Quelqu'un peut-il me dire si l'on peut afficher le CAC 40 dans le Widget ci-dessus. Je n'y arrive pas. Connaissez-vous la procédure à suivre ? Quand je rentre le code YAHOO (^FCHI) dans le champ obtenu en cliquant sur la loupe en haut à gauche, rien ne se passe et quand je clique sur la partie basse de la fenêtre du Widget, cela me renvoie sur YAHOO Finance mais pas moyen de parametrer une partie de cette fenêtre.
 Merci d'avance. :hein:


----------



## Membre supprimé 2 (13 Novembre 2005)

Bonjour Chris,

Il est normal que ce widget n'affiche pas le CAC: "Stock symbol" = actions, et non pas indice 

Pour Yahoo !, le stock symbol est YHOO


----------



## Chris92 (14 Novembre 2005)

Merci à nouveau WOA, mais ce n'est pas ça.
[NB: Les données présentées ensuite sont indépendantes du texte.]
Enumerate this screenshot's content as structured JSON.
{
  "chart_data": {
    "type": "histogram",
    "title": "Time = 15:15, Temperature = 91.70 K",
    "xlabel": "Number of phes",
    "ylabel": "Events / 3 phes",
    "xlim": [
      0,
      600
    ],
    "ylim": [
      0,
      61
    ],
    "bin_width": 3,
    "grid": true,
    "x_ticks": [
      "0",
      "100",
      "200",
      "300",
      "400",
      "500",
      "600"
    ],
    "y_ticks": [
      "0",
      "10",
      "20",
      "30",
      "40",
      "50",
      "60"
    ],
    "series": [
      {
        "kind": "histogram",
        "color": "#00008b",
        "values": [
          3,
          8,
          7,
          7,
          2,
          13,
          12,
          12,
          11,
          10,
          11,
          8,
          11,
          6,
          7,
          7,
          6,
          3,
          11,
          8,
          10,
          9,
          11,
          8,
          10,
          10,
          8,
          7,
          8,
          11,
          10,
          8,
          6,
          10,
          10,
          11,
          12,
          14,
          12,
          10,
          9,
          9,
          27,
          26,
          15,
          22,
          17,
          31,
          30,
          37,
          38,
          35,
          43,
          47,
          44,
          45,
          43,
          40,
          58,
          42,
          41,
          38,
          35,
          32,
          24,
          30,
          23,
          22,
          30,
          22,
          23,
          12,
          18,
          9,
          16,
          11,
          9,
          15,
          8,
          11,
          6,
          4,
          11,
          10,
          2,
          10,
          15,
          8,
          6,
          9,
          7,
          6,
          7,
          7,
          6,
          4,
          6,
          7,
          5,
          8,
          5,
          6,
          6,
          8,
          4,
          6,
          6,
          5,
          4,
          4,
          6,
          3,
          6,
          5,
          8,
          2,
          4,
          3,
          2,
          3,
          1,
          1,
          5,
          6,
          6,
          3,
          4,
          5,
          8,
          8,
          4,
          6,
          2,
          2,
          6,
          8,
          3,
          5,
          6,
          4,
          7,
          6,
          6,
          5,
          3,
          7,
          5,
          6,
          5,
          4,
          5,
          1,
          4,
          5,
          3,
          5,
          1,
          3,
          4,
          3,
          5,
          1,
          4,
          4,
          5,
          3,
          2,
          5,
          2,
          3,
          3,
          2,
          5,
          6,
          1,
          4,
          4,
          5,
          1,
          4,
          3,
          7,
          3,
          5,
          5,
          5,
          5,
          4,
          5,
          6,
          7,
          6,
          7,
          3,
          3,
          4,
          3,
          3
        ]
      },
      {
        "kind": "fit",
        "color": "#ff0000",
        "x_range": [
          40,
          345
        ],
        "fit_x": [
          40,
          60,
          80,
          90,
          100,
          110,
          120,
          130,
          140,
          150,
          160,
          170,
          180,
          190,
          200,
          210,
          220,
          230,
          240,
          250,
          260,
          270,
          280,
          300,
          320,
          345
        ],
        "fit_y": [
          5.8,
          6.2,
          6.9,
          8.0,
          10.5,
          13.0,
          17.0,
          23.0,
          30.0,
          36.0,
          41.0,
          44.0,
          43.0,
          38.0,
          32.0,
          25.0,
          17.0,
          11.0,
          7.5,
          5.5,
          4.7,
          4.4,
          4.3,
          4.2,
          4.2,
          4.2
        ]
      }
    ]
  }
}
Le code YAHOO est bien "HYOO" mais les indices sont "^DJI" pour DOW JONES INDUSTRIES ou "^IXIC" pour le NASDAQ. J'ai rercherché le symbole pour le CAC 40 de la bourse de PARIS et c'est "^FCHI" mais quand je le rentre en cliquant sur la loupe en haut à droite de la fenêtre, rien ne se passe.
Dur ! Dur !
Si vous y arrivez, expliquez- moi la procédure.
Merci.


----------



## bibibenate (22 Novembre 2005)

Je ne vais pas pouvoir t'aider mais par contre je n'arrive plus à rentrer d'actions dans mon "Stock Ticker" de Konfab. J'ai bien réussi une fois à rentrer une action mais depuis, impossible. Même en ecrivant strictement la m^me chose que dans Yahoo Finance qui semble être la source des chiffres.

J'y comprends rien.

En fait, c'est pour EDF, si vous savez comment faire...


----------